Moreover, entire coalitions often attacked the country, and there was a suspicion that the West was plotting a plot against Moscow. Among others, Poles, Italians and Germans served in Napoleon’s army, and Hungarians, Romanians and other nations fought on Hitler’s side. That is why Russia is experiencing deja vu in connection with the appearance of NATO troops near its borders - this is similar to another conspiracy. Not for nothing in Russia is the popular statement of Alexander III about Russia's allies, of which there are only two: the army and the navy.
Turning to the past also helps the Kremlin centralize power. Against the background of patriotic sentiment, the opposition can be blamed for treason, and foreigners on Russian soil can be recorded as spies.
The memory of the two great victories of the Russian people is the best way to strengthen the authority of the authorities.
The feeling of patriotism unites people under the omnipotent power, and turning to the difficult and bloody thousand-year history allows us to position Russia as a victim of foreign aggression. This high-octane fuel for the machine of Russian nationalism today runs through the veins of culture and society. The roots of the phenomenon go deep into the ages, and it gets support.
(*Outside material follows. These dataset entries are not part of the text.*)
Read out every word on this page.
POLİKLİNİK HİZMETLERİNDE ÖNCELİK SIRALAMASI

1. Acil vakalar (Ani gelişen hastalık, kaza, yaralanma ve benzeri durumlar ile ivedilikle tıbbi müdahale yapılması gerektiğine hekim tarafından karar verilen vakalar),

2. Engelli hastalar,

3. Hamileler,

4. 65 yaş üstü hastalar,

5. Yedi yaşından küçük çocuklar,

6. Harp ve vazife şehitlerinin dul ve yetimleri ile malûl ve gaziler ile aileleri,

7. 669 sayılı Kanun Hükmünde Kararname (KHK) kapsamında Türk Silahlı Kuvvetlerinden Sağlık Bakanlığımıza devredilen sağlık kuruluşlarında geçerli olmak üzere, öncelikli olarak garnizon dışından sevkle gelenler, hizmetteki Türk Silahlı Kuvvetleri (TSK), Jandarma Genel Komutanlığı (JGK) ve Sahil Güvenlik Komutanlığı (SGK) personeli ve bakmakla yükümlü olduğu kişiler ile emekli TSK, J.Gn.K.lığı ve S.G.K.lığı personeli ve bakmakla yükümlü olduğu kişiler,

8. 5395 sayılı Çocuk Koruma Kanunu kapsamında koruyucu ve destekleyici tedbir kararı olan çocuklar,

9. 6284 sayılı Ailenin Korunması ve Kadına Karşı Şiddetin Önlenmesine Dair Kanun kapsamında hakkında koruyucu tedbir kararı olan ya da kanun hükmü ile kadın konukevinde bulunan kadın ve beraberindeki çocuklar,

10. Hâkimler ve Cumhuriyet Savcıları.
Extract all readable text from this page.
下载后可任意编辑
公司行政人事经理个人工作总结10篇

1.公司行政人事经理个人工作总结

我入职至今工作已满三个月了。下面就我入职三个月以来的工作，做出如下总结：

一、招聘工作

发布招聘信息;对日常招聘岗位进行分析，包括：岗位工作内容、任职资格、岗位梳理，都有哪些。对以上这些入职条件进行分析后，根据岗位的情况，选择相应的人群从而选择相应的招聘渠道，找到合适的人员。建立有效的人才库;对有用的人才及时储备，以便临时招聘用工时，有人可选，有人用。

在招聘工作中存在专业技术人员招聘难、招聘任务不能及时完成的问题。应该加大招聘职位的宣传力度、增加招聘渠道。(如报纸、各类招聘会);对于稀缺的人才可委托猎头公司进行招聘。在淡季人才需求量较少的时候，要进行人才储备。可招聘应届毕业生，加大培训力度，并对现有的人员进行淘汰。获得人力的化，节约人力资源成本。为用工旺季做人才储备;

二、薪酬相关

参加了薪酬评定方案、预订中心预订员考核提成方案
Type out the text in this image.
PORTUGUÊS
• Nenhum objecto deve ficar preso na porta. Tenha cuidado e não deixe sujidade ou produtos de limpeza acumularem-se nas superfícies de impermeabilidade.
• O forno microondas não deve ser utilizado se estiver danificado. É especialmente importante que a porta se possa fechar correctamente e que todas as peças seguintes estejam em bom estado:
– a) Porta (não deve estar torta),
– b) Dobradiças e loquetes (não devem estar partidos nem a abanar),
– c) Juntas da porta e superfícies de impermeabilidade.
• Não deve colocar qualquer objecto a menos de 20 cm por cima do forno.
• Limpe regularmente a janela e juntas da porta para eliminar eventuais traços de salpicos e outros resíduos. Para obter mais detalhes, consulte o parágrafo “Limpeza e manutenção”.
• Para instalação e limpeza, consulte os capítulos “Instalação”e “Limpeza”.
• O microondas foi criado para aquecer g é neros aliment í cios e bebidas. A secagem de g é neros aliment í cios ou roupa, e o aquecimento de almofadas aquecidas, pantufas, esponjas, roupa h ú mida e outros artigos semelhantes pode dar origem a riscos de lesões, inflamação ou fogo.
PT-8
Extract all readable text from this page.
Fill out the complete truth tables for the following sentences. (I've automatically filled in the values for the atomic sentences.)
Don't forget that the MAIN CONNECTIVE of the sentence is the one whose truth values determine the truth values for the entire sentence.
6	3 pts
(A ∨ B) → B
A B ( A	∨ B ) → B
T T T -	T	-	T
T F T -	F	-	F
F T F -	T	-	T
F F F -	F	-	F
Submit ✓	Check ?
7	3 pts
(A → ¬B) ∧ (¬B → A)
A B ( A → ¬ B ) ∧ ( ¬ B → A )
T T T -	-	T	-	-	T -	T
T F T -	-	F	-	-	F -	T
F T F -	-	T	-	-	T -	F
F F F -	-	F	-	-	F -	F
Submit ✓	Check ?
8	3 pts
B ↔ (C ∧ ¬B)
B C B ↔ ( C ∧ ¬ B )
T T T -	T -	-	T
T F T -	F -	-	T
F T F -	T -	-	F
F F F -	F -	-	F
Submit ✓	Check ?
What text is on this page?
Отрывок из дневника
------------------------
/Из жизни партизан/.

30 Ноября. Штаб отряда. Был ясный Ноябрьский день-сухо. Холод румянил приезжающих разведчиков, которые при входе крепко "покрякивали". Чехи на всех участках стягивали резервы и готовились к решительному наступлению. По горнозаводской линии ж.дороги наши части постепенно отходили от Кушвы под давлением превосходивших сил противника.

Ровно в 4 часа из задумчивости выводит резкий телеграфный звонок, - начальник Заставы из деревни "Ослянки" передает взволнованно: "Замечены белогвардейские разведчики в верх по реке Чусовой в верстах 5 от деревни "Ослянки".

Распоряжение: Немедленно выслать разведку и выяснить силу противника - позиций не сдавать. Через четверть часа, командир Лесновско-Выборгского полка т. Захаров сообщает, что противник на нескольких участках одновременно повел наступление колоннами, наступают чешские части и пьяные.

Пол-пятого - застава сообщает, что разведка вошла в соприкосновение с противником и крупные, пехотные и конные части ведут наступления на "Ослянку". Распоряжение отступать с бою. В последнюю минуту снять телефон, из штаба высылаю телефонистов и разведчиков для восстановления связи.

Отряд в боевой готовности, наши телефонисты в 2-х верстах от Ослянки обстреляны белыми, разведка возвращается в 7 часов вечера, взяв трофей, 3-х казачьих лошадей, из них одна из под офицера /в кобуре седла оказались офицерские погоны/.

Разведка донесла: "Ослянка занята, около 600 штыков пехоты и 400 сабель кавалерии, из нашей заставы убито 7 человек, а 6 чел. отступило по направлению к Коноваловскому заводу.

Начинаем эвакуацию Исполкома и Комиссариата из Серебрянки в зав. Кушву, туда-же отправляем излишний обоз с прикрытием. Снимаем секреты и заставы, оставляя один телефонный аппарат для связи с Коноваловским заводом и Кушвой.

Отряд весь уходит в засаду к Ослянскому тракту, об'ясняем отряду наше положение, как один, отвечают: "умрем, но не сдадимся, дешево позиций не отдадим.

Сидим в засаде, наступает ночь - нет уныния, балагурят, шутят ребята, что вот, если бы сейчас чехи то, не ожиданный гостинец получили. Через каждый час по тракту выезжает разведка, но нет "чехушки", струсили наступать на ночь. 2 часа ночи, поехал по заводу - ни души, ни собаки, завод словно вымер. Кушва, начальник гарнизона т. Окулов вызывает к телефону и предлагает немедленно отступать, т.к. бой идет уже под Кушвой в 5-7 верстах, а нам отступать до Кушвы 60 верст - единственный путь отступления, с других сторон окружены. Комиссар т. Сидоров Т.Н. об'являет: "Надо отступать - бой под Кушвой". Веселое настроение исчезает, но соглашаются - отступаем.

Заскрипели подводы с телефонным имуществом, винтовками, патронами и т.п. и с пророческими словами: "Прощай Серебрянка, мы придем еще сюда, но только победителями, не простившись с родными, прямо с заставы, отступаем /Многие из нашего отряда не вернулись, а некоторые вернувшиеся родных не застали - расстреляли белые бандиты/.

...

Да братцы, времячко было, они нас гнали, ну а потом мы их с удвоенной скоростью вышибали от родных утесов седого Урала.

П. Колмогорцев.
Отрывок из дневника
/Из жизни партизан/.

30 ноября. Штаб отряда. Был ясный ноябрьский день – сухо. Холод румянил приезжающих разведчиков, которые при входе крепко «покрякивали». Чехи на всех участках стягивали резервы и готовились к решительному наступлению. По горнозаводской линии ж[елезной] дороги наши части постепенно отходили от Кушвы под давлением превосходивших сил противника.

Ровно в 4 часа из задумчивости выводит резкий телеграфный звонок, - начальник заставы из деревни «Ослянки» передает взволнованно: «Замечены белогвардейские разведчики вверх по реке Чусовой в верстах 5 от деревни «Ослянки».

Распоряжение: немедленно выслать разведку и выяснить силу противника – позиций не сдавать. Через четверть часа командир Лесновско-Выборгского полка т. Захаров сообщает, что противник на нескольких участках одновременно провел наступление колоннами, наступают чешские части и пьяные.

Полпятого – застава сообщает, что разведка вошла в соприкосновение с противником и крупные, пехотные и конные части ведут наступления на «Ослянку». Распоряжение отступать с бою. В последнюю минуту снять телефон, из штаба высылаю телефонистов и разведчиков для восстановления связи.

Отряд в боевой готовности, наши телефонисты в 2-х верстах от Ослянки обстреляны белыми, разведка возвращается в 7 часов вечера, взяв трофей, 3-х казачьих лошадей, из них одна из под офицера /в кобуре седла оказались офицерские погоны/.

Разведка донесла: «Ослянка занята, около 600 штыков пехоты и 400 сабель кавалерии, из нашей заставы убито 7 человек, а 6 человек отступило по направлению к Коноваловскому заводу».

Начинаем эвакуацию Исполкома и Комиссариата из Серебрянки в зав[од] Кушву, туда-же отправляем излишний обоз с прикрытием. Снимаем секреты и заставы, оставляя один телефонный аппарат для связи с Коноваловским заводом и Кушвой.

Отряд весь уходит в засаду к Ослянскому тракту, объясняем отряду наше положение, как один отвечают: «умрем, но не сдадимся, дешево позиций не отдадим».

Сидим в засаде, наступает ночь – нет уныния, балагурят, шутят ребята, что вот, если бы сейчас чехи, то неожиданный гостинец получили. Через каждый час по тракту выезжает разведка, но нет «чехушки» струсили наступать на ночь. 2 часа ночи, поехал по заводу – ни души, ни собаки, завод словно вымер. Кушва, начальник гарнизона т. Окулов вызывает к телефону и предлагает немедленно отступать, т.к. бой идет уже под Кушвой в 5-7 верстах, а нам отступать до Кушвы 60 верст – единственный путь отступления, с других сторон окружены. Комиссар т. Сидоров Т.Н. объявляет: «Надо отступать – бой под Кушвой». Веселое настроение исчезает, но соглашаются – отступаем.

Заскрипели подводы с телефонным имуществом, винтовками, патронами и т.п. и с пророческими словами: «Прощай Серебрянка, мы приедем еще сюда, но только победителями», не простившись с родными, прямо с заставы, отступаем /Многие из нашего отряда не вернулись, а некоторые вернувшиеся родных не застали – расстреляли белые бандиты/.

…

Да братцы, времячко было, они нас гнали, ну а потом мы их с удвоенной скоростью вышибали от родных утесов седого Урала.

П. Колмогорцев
It was the war that convinced Russia that in the abyss of world events the Russians always stand on the side of good and win. Nothing else strengthens ideology in the same way as the desire to restore Russia's former power after the collapse of the USSR.
“We are creating history,” said popular historian Vladimir Medinsky shortly before he became Minister of Culture. In the case of Russia, this is exactly what happens.